W&L loosens campus masking guidelines

Masks are now only required in the health center and classes with professor-made requests


Masks are no longer required in campus buildings. Dining hall staff worked without masks this week for the first time in almost two years. Photo by Elena Lee, ’25.

Bri Hatch

Full friendly faces made a comeback around Washington and Lee campus this week, after the COVID-19 Committee announced last Friday that masks are only required to be worn in the Student Health Center and classes where professors set their own guidelines. 

So, for the first time since March 2020, Washington and Lee students are experiencing mostly mask-free indoor classes and public spaces. And for sophomores and first-years, it’s their first time ever seeing college like this. 

“Being able to see people’s faces has been a really strange experience, but also one that I think is more conducive to actually forming connections with people, like around a seminar class,” said Kate Barnes, ’24. 

According to COVID Committee Chair and Associate Provost Paul Youngman, this change came as a response to multiple environmental improvements. 

“The number of cases on campus had been declining for the past couple of weeks, transmission levels locally and regionally were trending down, and local and regional hospital capacity was improving,” Youngman said. “Because things were looking so positive, our plan was to observe our community for a week upon return from break and, if we did not have an outbreak, make the recommendation to move to mask optional — which we did.”

Over 98% of undergraduate and law students, along with nearly 96% of employees, are fully vaccinated, the university’s COVID-19 Dashboard reports.
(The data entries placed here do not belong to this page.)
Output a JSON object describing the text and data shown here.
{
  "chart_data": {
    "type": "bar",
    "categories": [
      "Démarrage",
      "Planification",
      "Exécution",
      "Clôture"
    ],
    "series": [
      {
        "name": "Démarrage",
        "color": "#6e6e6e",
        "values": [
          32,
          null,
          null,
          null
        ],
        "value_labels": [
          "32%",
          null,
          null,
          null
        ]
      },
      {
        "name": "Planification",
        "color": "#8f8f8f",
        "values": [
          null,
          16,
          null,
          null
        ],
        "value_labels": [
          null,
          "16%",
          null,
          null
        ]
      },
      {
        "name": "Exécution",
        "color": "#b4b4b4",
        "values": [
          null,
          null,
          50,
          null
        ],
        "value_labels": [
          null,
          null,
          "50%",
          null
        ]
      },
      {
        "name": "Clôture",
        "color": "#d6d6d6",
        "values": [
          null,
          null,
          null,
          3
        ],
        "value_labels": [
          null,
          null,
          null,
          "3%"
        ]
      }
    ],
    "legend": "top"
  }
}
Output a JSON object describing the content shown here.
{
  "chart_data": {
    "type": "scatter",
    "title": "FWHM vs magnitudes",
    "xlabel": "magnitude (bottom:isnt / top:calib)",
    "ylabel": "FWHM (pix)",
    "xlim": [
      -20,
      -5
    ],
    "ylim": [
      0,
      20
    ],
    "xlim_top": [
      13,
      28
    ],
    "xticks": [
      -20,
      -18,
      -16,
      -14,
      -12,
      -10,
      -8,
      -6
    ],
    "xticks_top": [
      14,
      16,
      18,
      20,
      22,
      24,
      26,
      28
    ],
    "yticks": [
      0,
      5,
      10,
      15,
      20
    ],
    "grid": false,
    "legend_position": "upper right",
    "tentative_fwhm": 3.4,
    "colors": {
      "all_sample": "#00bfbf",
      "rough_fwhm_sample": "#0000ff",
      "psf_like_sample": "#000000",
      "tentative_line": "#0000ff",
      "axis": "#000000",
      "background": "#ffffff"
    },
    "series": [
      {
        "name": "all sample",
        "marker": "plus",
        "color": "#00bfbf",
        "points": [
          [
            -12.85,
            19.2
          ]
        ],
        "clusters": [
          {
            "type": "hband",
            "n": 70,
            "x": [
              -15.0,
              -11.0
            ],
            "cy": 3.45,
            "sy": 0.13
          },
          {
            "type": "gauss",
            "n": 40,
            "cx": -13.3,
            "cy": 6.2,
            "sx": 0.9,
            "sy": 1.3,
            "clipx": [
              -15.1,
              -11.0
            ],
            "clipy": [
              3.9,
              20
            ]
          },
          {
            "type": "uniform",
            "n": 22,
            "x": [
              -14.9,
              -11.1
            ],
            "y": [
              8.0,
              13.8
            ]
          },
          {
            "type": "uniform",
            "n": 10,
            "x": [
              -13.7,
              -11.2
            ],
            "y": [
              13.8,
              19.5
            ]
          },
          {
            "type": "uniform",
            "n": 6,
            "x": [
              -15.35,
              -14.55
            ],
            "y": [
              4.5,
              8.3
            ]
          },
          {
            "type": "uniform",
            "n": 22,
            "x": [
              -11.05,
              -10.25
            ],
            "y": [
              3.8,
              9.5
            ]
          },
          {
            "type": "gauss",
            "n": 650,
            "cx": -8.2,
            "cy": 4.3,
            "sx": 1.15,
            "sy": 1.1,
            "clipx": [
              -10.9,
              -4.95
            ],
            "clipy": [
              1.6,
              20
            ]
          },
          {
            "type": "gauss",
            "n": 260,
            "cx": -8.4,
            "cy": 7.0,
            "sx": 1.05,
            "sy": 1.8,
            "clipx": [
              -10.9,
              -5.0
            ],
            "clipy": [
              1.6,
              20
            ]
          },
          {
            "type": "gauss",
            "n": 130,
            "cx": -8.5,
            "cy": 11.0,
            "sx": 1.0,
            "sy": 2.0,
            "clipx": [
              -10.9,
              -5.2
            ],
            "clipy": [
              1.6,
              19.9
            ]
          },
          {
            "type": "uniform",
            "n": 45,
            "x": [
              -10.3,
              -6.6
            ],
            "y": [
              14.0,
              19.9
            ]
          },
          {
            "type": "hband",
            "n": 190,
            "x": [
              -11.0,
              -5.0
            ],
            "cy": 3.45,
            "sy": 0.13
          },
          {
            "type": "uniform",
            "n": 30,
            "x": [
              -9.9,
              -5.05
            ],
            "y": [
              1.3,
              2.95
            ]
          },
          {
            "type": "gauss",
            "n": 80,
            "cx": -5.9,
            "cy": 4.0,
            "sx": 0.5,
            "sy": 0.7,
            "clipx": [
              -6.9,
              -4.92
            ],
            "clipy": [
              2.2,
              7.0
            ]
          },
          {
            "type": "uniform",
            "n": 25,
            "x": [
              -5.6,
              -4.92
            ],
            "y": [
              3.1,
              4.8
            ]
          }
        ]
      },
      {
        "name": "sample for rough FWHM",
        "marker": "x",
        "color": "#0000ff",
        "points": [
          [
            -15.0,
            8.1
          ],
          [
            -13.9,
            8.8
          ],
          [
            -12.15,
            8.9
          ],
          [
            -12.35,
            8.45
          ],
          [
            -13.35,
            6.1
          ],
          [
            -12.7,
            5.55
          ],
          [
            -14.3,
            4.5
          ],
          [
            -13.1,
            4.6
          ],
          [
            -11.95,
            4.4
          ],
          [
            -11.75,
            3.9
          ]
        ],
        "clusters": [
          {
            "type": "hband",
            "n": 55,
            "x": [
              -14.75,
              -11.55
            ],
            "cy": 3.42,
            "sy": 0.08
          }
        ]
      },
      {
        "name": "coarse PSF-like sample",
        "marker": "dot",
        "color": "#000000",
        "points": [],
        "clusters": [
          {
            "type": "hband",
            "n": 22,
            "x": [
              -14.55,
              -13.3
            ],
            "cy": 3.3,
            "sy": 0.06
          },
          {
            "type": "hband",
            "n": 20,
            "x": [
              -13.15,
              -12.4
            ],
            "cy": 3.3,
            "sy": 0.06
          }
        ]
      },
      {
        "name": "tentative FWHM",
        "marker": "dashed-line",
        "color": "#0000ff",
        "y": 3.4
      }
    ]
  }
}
And in the last week, only one person tested positive for the coronavirus. 

In both Lexington City and Rockbridge County, this trend holds: there has been an average of only one new case reported each week, according to the Virginia Department of Health website. 

Both students and professors are eager to see the masking requirements loosened, especially in light of these optimistic local trends. 

“I’m glad that W&L is following the science and following what our public health experts have decided,” said Finn Connor, ’23. “I was a big proponent of the mask mandate, especially during the larger surges like Omicron and Delta. But as someone who had COVID at the end of January, and as someone who is also triple-vaxxed, I am comfortable being unmasked at this time.”

Youngman said only a couple of individuals have expressed concern about these changes, and the COVID-19 Committee is responding to them directly. Some professors, employees and students are also choosing to remain masked for varying reasons. 

In the initial email announcing the revised guidelines, the COVID-19 Committee called for consideration of each person’s comfort levels. 

“Please be mindful that some members of our community will feel more comfortable wearing masks and distancing,” the email said. “We should all continue to be kind and respectful of others’ decisions to mask or not.”

Nathaniel Goldberg, professor and chair of the philosophy department, asked his students to continue wearing masks in his classes. 

“I have a family member with a health condition, and I just want to see in a few weeks what happens,” he said. “Maybe we will be maskless after that, but in the short-term, I just wanted to see.” 

Goldberg said his students have been understanding and respectful of his wishes. 

“I’m just so touched and flattered, because I thought there would be some resistance,” he said. “But not only is everybody agreeing to mask for however much longer it is, but they’ve also remembered without me even asking. I, of course, understand that it’s inconvenient and uncomfortable, so I’m really grateful.” 

Health concerns for close family members or friends is a popular reason that some students and faculty are choosing to remain masked. Others are simply prioritizing their own comfort and well-being.

“I’ve just finally gotten comfortable going in public with a mask on, so now it feels weird to not have it on,” Megan Murchie-Beyma, ’22, said. “I’m going to play it by ear and go with how my comfort levels are changing, because the whole pandemic has been filled with weird, anxiety vibes. And I don’t want to catch a cold, even if it’s not COVID.”

But Murchie-Beyma agrees that there are benefits, in certain classes, to being unmasked. She chooses to remove hers in choir specifically. 

“Because being able to sing without a muzzle is really nice,” she said. 

Loosening masking requirements does not mean the COVID-19 Committee’s job is over, Youngman said. They will continue to monitor case numbers and other environmental factors for changes.

“We would reinstate the masking expectation if we were faced with another significant outbreak that could not be mitigated by the vaccine and booster requirements,” Youngman said.